Right about now, the average smoker (or just the average reader with a healthy degree of skepticism) is probably thinking: hogwash. The process of coming up with such wild figures must involve a fair amount of smoke and mirrors, so to speak, right?
Let’s have a look at what WalletHub did, exactly. By far, the largest expense incorporated into the per-person total is the “tobacco cost per smoker,” measured at $786,346 in South Carolina, up to roughly $1.5 million in Alaska. WalletHub came up with that figure by multiplying the average price of a pack of cigarettes in each state by the number of days in 51 years. Fair enough. There are cheaper ways to go about buying cigarettes, like buying smokes by the case, but many people purchase by the pack.

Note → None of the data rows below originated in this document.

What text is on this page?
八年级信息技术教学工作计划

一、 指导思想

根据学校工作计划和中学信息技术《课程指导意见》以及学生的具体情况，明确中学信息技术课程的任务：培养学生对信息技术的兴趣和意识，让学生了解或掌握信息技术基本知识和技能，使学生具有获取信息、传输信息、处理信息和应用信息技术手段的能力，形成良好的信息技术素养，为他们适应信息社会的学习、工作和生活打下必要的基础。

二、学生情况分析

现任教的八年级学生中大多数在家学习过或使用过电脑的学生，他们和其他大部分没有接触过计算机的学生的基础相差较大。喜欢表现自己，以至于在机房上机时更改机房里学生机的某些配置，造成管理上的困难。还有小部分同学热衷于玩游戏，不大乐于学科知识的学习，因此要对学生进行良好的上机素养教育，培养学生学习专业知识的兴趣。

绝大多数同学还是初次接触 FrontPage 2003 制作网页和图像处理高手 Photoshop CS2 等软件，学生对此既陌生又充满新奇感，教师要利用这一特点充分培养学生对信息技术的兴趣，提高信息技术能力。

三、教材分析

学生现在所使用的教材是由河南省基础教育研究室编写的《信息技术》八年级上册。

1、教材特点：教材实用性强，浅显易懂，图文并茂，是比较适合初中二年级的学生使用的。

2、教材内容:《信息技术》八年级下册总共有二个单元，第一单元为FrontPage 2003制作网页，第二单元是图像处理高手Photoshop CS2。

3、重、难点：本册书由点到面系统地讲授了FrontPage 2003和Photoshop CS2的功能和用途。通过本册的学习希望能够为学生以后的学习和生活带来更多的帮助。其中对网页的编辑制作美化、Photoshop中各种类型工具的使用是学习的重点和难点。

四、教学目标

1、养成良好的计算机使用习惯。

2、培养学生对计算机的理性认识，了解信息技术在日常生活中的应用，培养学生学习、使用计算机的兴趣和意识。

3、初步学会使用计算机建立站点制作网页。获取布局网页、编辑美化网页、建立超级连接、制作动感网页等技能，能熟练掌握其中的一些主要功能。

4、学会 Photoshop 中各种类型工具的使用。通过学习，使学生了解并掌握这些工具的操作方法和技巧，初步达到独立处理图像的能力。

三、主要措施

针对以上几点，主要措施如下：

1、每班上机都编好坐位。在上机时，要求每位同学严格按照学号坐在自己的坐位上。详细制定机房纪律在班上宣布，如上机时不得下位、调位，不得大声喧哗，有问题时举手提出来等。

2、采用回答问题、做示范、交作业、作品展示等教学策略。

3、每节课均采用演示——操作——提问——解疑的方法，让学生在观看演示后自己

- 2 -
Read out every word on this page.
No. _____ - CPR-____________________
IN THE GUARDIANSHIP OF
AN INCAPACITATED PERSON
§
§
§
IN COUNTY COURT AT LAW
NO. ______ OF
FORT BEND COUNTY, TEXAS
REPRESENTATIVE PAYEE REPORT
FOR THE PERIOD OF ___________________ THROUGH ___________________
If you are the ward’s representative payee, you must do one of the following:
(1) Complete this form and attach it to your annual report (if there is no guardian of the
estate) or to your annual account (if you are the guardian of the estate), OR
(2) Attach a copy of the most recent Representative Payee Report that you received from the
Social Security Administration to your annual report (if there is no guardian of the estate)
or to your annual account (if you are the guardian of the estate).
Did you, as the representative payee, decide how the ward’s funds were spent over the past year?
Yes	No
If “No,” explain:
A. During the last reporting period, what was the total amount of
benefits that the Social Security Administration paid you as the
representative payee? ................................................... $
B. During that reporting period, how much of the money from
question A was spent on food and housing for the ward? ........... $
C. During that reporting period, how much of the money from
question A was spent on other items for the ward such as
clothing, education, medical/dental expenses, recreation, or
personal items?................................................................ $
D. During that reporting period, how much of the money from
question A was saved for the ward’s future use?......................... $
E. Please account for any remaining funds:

What’s trickier is the way that WalletHub pumped up its tobacco cost estimates by calculating “the amount of return a person would have earned by instead investing that money in the stock market over the same period. We used the historical average market return rate for the S&P 500 minus the inflation rate during the same time period to reflect the return in present-value terms.” In other words, the assumption is that money not spent on cigarettes would have been dutifully and wisely invested over those same 51 years.
Similar assumptions have also been used in the now (mostly) discredited “latte factor,” which is the theory that holds that people can wind up with millions in the bank by cutting back on everyday expenses like a daily latte. Among other reasons, this line of thinking is questionable because people don’t necessarily invest money that they don’t spend on some product or service—they’re more likely to simply spend that money on something else.
WalletHub also includes other costs that many smokers never think about, factoring in added health care expenses (with state-by-state data from the CDC) and an 8% hit on income due to smoking, as determined in a study by the Federal Reserve Bank of Atlanta.
Add up all of these and a few other estimated expenses, and over the course of a half-century, the cost to the pack-a-day smoker runs $1 million to $2 million, according to WalletHub. Are the figures overblown? Well, perhaps a bit. There’s a good argument to be made that the data were construed to come up with totals that are as big and headline-worthy as possible. (After all, they got our attention.)
Nonetheless, even if the figures are on the inflated side, it’s an undeniable reality that the smoking habit costs big bucks over a lifetime. And oh yeah, it can make your lifetime a lot shorter. Let’s not forget that.